For a moment, it was the sweet reality of the German town of Werl when a storage tank of oozy, delicious liquid chocolate sprang a leak and seeped a small river of its contents onto the street Monday, according to a local fire brigade.



“A chocolate tank in the building had overflowed. About a ton of chocolate ran out into the yard and from there onto the street,” a spokesman for fire brigade wrote in a translated statement. “On the street, which had to be closed until about 10 pm, a ten-square-meter choco-pancake formed.”



The sweet spill hardened in the winter weather, forming a thick coating.
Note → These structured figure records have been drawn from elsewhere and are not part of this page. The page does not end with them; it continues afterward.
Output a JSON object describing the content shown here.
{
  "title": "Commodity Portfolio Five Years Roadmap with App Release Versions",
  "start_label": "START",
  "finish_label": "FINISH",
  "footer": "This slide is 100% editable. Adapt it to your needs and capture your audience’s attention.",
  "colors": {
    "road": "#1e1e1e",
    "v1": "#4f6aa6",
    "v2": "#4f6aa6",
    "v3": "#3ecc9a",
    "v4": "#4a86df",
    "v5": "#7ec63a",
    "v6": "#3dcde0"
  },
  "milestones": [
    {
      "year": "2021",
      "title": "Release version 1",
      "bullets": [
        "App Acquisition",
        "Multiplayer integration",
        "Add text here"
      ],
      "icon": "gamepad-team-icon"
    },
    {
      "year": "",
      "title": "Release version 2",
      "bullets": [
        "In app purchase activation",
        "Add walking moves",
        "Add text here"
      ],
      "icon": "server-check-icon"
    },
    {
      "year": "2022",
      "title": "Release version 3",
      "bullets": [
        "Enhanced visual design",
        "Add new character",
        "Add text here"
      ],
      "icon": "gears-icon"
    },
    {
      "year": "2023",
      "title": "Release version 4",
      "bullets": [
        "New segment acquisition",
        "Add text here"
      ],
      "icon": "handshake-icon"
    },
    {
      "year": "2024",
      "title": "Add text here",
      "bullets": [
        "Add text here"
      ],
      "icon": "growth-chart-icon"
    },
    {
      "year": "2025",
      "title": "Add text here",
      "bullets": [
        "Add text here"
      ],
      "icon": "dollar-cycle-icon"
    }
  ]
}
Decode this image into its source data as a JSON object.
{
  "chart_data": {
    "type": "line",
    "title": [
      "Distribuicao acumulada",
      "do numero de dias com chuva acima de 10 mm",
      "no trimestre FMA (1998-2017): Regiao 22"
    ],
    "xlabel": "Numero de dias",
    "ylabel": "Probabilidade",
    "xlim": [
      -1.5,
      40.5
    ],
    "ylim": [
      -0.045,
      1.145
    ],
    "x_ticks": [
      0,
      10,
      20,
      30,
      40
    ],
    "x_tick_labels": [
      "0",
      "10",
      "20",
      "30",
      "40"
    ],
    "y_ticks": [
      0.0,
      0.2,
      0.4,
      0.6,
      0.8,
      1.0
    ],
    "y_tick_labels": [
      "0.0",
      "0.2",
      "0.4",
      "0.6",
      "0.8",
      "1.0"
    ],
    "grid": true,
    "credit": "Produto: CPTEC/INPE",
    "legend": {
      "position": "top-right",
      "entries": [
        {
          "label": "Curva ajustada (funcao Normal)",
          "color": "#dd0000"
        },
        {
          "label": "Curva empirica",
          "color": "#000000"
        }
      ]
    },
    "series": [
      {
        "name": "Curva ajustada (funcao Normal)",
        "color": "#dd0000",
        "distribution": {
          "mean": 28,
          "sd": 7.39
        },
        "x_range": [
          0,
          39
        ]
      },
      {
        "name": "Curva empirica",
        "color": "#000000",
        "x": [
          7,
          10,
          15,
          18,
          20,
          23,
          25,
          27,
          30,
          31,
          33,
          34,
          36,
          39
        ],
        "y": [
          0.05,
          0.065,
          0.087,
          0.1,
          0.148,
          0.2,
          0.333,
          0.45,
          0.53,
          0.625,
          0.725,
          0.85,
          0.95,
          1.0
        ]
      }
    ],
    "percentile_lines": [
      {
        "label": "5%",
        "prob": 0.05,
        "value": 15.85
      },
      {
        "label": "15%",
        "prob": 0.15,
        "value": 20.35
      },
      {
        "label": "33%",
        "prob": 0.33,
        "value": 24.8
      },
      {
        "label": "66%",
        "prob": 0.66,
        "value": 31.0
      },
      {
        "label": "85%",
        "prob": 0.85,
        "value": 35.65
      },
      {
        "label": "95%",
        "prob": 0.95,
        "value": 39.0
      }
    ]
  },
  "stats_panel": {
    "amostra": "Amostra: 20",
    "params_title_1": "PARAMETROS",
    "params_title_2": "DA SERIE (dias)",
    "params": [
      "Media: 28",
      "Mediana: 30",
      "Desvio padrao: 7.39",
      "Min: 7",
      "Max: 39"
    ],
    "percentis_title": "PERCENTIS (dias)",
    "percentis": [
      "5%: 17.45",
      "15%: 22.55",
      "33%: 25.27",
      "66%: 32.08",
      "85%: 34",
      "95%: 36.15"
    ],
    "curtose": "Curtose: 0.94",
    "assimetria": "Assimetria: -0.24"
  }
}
The chocolate had come from a DreiMeister candy factory, a business specializing in fine chocolates, according to the brigade.



The reason for the mishap was a small “technical” problem and was quickly fixed, DreiMeister CEO Markus Luckey said, according to the German newspaper Soester Anzeiger. Lucky for the company, because having to stop production around the holidays would have been a “catastrophe,” he said, according to the paper.



The firefighters broke out shovels and scooped up as much of the chocolate that they could, helping to “eliminate the sweet danger with shovels and muscle power,” according to the department.



After that, a special cleaning company was brought out with hot water and blow torches to melt and clean the rest of the chocolate that had seeped deep into the road, according to Soester Anzeiger.



But the firefighters said there was no need to fret about whether there would be enough chocolate to make it through the tough winter months.



“Despite the heartbreaking incident, it is unlikely that a chocolate-free Christmas is imminent in Werl,” the brigade wrote.

It’s not the first chocolatey mishap this year. In May, a tanker carrying a batch of liquid chocolate overturned in Poland, covering a highway in 12 tons of sticky goo, according to The New York Times.